Chennai, Dec. 19: Nandan Nilekani today claimed one reason why city infrastructure had not improved since independence was that chief ministers had refused to empower mayors for fear that they might become bigger power centres.

To illustrate his point, the Infosys CEO compared the role of the mayor in the aftermath of 9/11 in New York and 26/11 in Mumbai.

“Whereas after 9/11 you had New York mayor Rudy Giuliani holding fort and calling the shots, there was no sign of the Mumbai mayor after 26/11,” he said at a session on infrastructure at Pan-IIT 2008 at IIT Chennai.

As chief ministers wanted to control the money and power generated by large cities, they denied power to local corporations and mayors, which in turn affected urban development, he said.

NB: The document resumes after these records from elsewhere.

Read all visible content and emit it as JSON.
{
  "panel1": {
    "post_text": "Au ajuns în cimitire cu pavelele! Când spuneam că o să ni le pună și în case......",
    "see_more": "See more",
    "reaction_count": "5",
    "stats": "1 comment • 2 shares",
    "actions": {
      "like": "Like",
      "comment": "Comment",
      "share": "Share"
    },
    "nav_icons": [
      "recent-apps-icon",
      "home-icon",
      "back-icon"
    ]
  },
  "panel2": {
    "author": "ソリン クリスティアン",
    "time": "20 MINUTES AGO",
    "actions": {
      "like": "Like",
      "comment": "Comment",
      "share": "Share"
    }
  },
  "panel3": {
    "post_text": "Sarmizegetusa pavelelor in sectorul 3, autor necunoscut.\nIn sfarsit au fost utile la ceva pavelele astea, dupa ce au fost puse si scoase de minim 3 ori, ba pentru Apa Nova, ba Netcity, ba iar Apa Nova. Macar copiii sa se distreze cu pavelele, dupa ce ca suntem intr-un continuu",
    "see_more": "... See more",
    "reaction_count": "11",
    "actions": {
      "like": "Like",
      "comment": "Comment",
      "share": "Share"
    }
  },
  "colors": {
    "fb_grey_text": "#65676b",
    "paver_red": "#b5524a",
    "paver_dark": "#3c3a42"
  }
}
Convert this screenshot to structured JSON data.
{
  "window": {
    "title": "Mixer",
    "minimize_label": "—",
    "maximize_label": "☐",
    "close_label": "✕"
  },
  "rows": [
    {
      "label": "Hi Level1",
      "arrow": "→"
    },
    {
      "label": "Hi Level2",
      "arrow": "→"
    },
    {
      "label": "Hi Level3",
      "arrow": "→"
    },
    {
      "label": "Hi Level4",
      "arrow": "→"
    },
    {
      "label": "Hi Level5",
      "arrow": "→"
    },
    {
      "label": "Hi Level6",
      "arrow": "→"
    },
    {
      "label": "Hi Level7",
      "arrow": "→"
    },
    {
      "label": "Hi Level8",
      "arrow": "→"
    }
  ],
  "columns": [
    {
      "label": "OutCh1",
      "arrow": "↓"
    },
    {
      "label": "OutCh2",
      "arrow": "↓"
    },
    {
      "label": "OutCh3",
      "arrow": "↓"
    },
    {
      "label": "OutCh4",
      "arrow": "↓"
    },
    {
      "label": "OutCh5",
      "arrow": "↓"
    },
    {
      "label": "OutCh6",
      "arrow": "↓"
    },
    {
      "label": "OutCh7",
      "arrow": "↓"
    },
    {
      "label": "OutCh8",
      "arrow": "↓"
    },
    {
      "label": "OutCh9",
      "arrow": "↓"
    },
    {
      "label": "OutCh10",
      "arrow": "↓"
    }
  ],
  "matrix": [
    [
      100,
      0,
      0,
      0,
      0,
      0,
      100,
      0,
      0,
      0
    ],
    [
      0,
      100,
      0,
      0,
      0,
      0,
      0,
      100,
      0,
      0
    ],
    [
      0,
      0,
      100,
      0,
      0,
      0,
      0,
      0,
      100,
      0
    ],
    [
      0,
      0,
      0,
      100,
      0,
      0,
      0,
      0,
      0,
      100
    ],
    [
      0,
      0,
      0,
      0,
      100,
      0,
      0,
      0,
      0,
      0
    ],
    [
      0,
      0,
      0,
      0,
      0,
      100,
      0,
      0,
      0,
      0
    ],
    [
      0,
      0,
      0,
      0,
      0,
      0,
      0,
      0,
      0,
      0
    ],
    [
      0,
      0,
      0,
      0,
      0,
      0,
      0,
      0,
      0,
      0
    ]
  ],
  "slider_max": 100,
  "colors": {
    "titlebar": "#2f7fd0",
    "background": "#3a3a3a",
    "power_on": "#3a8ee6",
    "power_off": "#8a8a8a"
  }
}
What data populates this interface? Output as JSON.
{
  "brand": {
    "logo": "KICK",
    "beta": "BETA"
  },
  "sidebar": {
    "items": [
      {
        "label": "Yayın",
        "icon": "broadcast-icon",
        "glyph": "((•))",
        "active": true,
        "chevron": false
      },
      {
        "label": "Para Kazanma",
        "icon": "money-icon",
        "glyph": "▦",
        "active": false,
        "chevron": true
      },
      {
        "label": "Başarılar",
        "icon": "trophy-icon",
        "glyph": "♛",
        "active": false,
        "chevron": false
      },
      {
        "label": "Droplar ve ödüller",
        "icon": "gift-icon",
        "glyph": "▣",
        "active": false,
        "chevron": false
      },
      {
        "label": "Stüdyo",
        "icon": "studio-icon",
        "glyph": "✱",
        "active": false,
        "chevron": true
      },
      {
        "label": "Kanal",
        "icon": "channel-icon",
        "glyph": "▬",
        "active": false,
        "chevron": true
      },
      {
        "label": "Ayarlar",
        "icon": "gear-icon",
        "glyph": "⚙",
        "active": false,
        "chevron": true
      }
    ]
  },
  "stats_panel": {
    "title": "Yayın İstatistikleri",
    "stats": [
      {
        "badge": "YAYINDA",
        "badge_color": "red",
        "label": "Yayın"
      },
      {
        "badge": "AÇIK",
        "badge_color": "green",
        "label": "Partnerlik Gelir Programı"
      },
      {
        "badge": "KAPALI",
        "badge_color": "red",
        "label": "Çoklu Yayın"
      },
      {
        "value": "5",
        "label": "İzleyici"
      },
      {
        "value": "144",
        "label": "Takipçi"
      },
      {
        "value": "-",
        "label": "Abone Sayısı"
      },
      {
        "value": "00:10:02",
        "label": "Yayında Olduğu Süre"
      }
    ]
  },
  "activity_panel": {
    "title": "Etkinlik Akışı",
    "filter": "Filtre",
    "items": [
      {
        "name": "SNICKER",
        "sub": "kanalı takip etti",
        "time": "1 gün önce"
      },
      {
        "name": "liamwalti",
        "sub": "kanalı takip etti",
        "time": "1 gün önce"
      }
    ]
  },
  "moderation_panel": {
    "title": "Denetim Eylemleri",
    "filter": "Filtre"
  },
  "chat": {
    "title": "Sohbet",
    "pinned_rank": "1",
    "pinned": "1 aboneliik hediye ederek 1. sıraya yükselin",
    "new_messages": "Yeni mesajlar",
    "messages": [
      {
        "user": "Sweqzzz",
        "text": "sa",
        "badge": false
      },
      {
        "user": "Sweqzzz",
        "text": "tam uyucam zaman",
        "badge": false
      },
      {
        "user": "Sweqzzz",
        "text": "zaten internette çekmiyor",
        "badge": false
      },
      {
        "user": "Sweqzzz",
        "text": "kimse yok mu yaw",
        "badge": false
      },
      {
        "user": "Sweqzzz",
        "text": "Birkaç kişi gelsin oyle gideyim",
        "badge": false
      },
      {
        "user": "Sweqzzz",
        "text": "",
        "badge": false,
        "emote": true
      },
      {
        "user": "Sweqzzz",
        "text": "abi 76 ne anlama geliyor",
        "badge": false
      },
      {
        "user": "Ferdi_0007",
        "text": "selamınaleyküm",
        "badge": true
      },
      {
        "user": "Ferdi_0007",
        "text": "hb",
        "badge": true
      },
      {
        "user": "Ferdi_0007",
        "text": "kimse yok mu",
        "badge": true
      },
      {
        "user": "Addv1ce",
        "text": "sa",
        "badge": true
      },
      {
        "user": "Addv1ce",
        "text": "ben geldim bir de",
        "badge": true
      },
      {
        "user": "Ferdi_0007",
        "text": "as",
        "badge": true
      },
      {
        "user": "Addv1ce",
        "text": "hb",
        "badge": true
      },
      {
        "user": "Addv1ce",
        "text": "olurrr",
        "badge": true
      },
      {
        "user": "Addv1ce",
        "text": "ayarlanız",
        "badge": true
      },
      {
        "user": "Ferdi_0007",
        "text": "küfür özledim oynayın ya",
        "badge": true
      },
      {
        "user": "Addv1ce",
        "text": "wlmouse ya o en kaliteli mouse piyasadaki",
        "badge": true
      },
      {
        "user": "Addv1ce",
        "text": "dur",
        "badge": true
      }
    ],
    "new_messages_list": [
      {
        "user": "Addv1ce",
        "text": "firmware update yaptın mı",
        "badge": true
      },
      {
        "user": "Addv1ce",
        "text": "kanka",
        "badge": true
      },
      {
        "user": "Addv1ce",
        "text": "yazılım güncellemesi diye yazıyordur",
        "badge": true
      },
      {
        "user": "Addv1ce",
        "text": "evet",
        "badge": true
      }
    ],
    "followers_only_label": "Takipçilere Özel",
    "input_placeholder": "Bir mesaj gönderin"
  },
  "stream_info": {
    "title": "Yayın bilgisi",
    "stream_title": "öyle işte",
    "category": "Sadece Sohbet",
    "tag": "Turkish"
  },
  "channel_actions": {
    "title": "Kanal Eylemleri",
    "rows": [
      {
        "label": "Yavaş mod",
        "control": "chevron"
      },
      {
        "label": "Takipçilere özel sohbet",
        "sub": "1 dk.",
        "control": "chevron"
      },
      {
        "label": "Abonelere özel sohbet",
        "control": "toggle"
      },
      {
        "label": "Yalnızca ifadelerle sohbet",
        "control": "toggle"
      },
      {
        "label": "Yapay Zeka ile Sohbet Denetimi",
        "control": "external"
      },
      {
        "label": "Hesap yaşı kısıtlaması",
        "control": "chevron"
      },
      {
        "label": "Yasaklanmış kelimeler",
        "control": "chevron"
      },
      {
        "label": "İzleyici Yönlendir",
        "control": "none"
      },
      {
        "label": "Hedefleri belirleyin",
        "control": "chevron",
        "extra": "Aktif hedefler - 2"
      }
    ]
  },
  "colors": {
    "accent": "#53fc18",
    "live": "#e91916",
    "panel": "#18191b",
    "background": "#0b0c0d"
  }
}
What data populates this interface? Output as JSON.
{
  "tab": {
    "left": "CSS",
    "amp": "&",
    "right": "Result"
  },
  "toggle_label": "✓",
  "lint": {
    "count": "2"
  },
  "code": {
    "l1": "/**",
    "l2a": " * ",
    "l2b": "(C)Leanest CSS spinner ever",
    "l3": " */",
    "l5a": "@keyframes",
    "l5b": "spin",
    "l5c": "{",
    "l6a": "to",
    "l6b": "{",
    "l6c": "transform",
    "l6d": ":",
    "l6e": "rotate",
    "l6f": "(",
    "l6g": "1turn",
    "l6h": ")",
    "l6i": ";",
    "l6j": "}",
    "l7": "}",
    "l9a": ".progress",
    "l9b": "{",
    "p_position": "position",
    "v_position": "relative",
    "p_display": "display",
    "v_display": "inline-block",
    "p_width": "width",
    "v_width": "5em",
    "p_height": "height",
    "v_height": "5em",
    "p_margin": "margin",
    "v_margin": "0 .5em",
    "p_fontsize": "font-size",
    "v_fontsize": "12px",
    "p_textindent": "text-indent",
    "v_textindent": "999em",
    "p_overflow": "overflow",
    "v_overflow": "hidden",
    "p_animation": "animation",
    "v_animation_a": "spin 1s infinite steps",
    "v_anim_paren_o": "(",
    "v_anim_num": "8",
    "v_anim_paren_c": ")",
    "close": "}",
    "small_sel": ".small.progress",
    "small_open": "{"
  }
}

“As citizens, we should demand more power to local governments and mayors as they would devote more attention and energy in developing their cities, being more accountable to voters.”

Nilekani said, historically, cities had been frowned on after independence because of the Gandhian philosophy that India lived in its villages and because the British had ruled from the cities.

“But after economic liberalisation, cities have been recognised as instruments of development and as crucial to the nation’s economy. Cities are important providers of economic growth and innovation and also dissolve castes and backgrounds,” he said, urging greater power to city administrators.

Chennai mayor M. Subramaniam would only say that he enjoyed more powers than his counterparts 10 years ago.

“In reality the corporation of Chennai, the oldest in the country at more than 350 years, cannot commence any project that is more than Rs 2 crore, though its total revenue for 2008-09 is expected to be Rs 1,278 crore,” a former deputy mayor said.

“For any project beyond this, it has to get the sanction of the state government.”

In spite of the financial cap, Chennai has been fortunate because five ministers, including chief minister M. Karunanidhi, have been elected from Chennai and have pushed infrastructure development.

“It is unfair to compare American mayors with Indian mayors since in India state governments have always commanded more powers than local bodies,” a municipal administration officer said.

“Indian mayors are empowered to look after roads and sewerage only, whereas the New York mayor administers all major services in the city — police, fire, public property and enforcement of city and state laws.”